Меня, впрочем, тоже спрашивали, но только журналисты, которым поручили заполнить страницу между политикой и спортом. Каждый из них начинал с того, что обещал задать вопрос, который до сих пор никому не приходил в голову. Звучал он всегда одинаково:

— Почему вы уехали в Америку? За свободой?

— Угу, — отвечал я.

Мелина переводила дословно, но репортер все равно вдохновенно строчил, надолго оставив меня в покое.


На прощание Мелина привела меня в самую старую часть города.

— Моя любимая улица, — сказала она, заводя в заросший травой тупичок.

У тропинки стоял беленый дом с таким низким окном, что выпасть из него мог только гном. В сумерках шмыгали мелкие кошки, сбежавшие из турецкой сказки. За забором уже цвела толстая сирень.

— По-нашему — йергован, — объяснила Мелина.

— Похоже, — согласился я от благодушия.

В этих краях оно меня редко покидает: не Восток, но и не Запад же, не дома, но и не среди чужих. Такое бывает со слишком прозрачным стеклом: кажется, что его нету, а оно есть, как выяснил один мой знакомый, пройдя из гостиной в сад через стеклянную дверь. К столу его вывели ни голым, ни одетым — в бинтах.

Романом с Сербией судьба что-то говорит мне, но я никак не различу — что. Поэтому в балканских поездках мне мнится какая-то потусторонняя подсказка. Лестная примерка воздаяния? А может — опечатка в адресе? Сербы считают, что я скромничаю, на самом деле — недоумеваю. С этим, однако, легко примириться — если с тобой спорят.

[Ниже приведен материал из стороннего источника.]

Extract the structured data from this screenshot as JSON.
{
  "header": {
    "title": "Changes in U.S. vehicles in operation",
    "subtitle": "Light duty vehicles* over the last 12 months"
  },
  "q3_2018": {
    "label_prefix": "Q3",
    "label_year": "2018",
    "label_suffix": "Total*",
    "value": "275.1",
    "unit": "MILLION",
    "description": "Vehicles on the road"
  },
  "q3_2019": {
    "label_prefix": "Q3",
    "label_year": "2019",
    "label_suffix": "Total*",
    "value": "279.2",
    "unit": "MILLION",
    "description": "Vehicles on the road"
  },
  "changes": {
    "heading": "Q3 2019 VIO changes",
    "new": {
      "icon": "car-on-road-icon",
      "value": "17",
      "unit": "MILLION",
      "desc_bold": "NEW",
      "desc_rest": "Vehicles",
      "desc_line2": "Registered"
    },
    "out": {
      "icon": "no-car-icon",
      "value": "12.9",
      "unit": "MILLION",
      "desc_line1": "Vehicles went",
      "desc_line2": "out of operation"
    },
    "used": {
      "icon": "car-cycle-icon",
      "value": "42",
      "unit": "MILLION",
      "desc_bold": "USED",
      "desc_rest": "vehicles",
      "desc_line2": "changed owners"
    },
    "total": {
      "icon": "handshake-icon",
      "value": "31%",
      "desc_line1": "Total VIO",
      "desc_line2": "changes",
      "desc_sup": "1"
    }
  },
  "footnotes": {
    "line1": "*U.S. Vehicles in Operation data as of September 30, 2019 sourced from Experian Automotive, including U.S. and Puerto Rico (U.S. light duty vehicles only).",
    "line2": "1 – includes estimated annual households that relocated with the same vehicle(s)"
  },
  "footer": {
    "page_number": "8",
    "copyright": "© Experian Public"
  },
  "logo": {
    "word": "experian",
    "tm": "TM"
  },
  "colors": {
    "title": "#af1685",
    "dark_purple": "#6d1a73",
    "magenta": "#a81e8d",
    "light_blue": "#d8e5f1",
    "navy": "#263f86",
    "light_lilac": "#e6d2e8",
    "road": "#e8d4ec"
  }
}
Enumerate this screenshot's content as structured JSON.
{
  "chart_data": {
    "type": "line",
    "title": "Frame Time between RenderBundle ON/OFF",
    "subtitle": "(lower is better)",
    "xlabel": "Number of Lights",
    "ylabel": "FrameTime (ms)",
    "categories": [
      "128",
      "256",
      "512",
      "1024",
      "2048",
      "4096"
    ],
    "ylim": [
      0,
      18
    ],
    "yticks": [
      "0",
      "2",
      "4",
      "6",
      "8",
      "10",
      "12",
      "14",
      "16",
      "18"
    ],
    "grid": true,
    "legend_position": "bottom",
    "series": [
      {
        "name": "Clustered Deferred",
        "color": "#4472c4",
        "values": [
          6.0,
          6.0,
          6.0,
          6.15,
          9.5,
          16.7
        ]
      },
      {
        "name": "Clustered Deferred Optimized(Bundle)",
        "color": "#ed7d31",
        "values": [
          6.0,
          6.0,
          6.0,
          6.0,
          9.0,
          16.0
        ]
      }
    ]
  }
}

В самолете я пристегнул ремни — «ради безбедности лета», как уверяла меня последняя табличка на сербском, и уставился в иллюминатор. Страны мелькали по-европейски быстро. Вскоре под крылом доверчиво расстелилась плоская Голландия — с воскресным футболом и бесконечными грядками тюльпанов. Они были разноцветными, как полоски на незнакомом флаге еще не существующей державы.

Зимой в Венеции

В городе N не было ничего ни знакомого, ни нового. Мне показалось, что я уже здесь был. Обобщенный пейзаж не обещал приключений. Город со стертой индивидуальностью нерасчленим, как болото. Ты идешь по улице, которая ничем не кончается. Впечатления ограничиваются голодом и мозолями. Перестав смотреть по сторонам, глядишь под ноги, но там уж точно нет ничего интересного. В нудных краях приходится думать о себе больше, чем хотелось бы. Я предпочитаю живописные окрестности.